Political parties in Parliament will spend the next two weeks looking into proposals on how to impeach a sitting president, after a joint committee spent the last two weeks debating proposals , News24 reported. But a decision on how to proceed will only take place after President Jacob Zuma delivers his State of the Nation Address in February.
A subcommittee of the joint committee has spent the last few weeks debating various proposals for impeachment. The two options now being considered at reportedly, a "hybrid" committee of MPs assisted by legal experts that would decide on whether to impeach a president, or a panel of five judges.
Most parties reportedly favour the first option.
According to Eyewitness News (EWN), the DA and ACDP wanted Sona to be postponed until after a new president is in place. The Speaker of the National Assembly, Baleka Mbete reportedly rejected a request by the EFF to have a motion of no confidence in Zuma debated before Sona.
At a briefing on Thursday, National Council of Chairpersons Thandi Modise reportedly said, "Whoever is president will address Sona, that's all we know."
According to News24, when deliberating rules for impeachment, the ANC, IFP and DA said they were unhappy with the idea of outsourcing Parliament's role in removing a president to an outside panel. But the EFF thinks outsiders are best placed to deal with the facts impartially when considering the issue.

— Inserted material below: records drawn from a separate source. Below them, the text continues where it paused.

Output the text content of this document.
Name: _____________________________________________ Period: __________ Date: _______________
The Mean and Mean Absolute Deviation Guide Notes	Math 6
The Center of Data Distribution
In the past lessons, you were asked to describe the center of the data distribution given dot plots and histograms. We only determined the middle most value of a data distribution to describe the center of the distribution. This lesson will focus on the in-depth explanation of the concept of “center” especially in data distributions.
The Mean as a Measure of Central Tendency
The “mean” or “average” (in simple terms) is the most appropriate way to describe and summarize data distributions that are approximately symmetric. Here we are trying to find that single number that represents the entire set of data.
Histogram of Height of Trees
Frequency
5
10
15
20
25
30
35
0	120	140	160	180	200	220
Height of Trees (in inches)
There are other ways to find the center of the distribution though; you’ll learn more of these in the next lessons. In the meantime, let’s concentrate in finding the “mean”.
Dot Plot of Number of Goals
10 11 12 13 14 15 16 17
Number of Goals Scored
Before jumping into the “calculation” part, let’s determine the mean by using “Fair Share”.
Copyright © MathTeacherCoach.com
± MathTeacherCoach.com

The Constitutional Court previously ruled that when Parliament considers whether or not to impeach a president, the decision should not be subject to arbitrary rejection by the majority party. The ANC reportedly wants any committee that considers impeachment to have proportional representation, but opposition parties say this would fly in the face of the Constitutional Court's ruling.
The finalisation of the rules for impeachment is likely to be finished by the end of March, according to TimesLive. Earlier this month, the subcommittee's chair, Richard Mdakane, reportedly ended deliberations to allow parties to draft proposals.